13–18 Oct 2019
Lafodia Sea Resort, Lopud Island, Croatia
Europe/Zurich timezone

Serial Powering for the Tracker Phase-2 Upgrade

17 Oct 2019, 11:00
22m
Lafodia Sea Resort, Lopud Island, Croatia

Lafodia Sea Resort, Lopud Island, Croatia

Speaker

Dominik Koukola (CERN)

Description

The upgrade of the Large Hadron Collider for the High-Luminosity (HL-LHC) phase, will introduce extreme operating conditions for the CMS Inner Tracker, including hit rates of 3.2 GHz/cm2 and a trigger rate of 750 kHz. The radiation levels will be reaching the unprecedented levels of 1.25 Grad of Total Ionizing Dose (TID) and a hadron fluence of 2.3×10^16 neq cm−2 for 10 years of operation. In addition, there are very tight physical constraints on the available space for the services as well as stringent material requirements posed in order to maintain good tracking performance. Therefore, a new and highly efficient, low mass Inner Tracker detector is being designed and will be installed in CMS to fully exploit the physics potential of the upgraded machine.

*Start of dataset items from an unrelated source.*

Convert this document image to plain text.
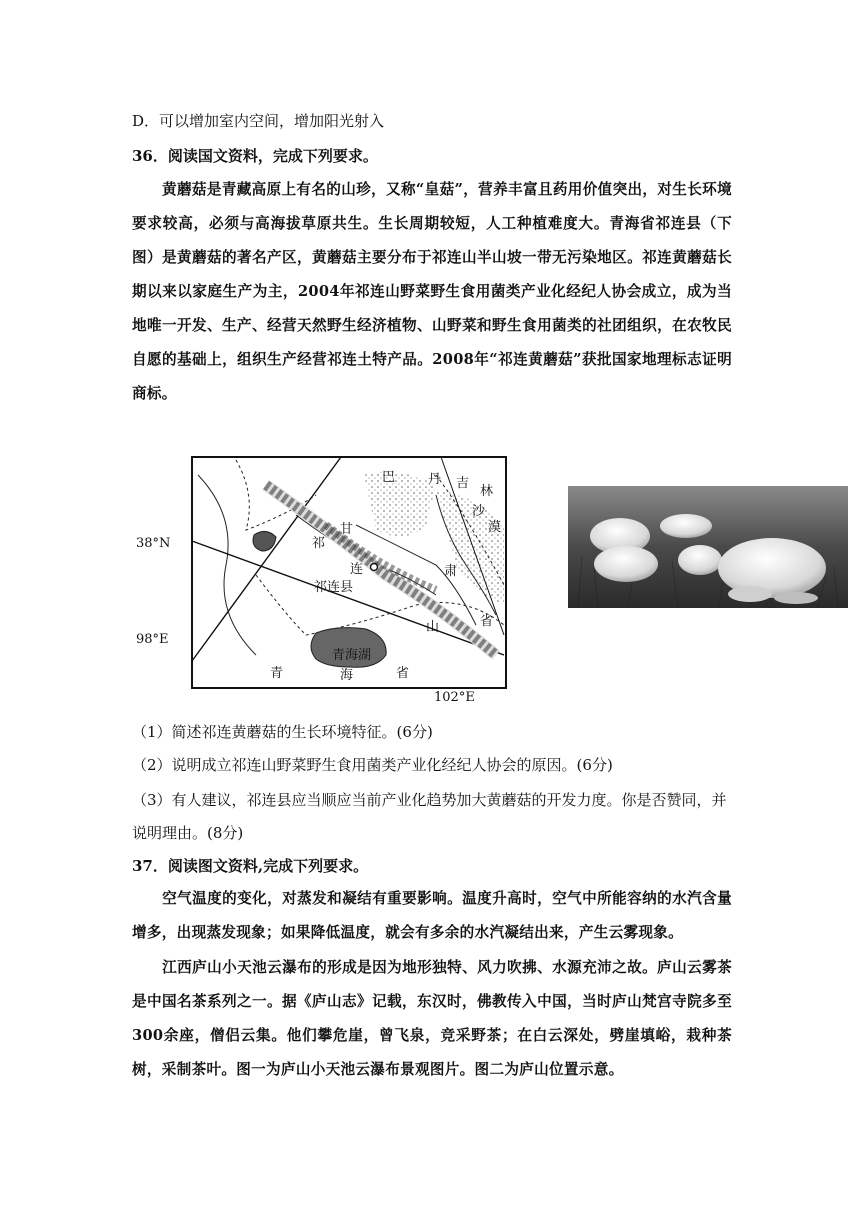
D．可以增加室内空间，增加阳光射入
36．阅读国文资料，完成下列要求。
黄蘑菇是青藏高原上有名的山珍，又称“皇菇”，营养丰富且药用价值突出，对生长环境要求较高，必须与高海拔草原共生。生长周期较短，人工种植难度大。青海省祁连县（下图）是黄蘑菇的著名产区，黄蘑菇主要分布于祁连山半山坡一带无污染地区。祁连黄蘑菇长期以来以家庭生产为主，2004年祁连山野菜野生食用菌类产业化经纪人协会成立，成为当地唯一开发、生产、经营天然野生经济植物、山野菜和野生食用菌类的社团组织，在农牧民自愿的基础上，组织生产经营祁连土特产品。2008年“祁连黄蘑菇”获批国家地理标志证明商标。
38°N
98°E
102°E
巴	丹 吉
林
沙
漠
祁
甘
连
山
肃
省
祁连县
青海湖
青	海	省
（1）简述祁连黄蘑菇的生长环境特征。(6分)
（2）说明成立祁连山野菜野生食用菌类产业化经纪人协会的原因。(6分)
（3）有人建议，祁连县应当顺应当前产业化趋势加大黄蘑菇的开发力度。你是否赞同，并
说明理由。(8分)
37．阅读图文资料,完成下列要求。
空气温度的变化，对蒸发和凝结有重要影响。温度升高时，空气中所能容纳的水汽含量增多，出现蒸发现象；如果降低温度，就会有多余的水汽凝结出来，产生云雾现象。
江西庐山小天池云瀑布的形成是因为地形独特、风力吹拂、水源充沛之故。庐山云雾茶是中国名茶系列之一。据《庐山志》记载，东汉时，佛教传入中国，当时庐山梵宫寺院多至300余座，僧侣云集。他们攀危崖，曾飞泉，竞采野茶；在白云深处，劈崖填峪，栽种茶树，采制茶叶。图一为庐山小天池云瀑布景观图片。图二为庐山位置示意。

The Inner Tracker detector will be made of 3900 hybrid modules i.e. silicon sensors bump-bonded to pixel readout chips (two or four). Both thin planar and 3D silicon sensors are being considered with a pixel aspect ratio of 25x100 um2 or 50x50 um2. The pixel readout chip demands a deep sub-micron CMOS technology and an efficient architecture, where groups of pixel channels will share digital resources for buffering, control and data formatting. A large demonstrator pixel readout chip, the RD53A, has been designed by the RD53 collaboration in 65 nm CMOS technology addressing all the above-mentioned challenges. The use of this modern high density low power CMOS technology with low supply voltage (1.2 V), demands significant current levels of about 2 A per chip, resulting in a total of 40 kW needed to power the final pixel readout chips, the design of which will be submitted in spring 2020.

A serial power distribution scheme is the only viable solution to supply the HL-LHC pixel detectors with the required current levels, within acceptable material budget and power cable losses. In serial powering, a constant supply current is provided to a chain of modules (up to twelve) powered in series, while the chips on a module (two or four) are connected in parallel. To support this scheme, on-chip shunt-regulators are needed to generate locally the required voltages for the pixel chip. The RD53A chip has two integrated, radiation hard, and highly specialized and optimized Shunt-Low Dropout (Shunt-LDO) regulators, one per power domain (analog and digital).

The presentation will describe laboratory tests and results that demonstrate a reliable and efficient operation of this novel serial powering scheme. An overview of its implementation for the future CMS Inner Tracker and respective developments will be given. System tests performed on serial power chains of prototype RD53A quad modules, which host four RD53A chips on a high-density interface (HDI), will be presented. In addition, results from tests of failure analysis in chains of RD53A chips will be shown including reliability studies of the Shunt-LDO regulator. Finally, new Shunt-LDO features and improvements towards the final design of the CMS pixel chip will be discussed and remaining open points for the optimization of serial powering in CMS will be addressed.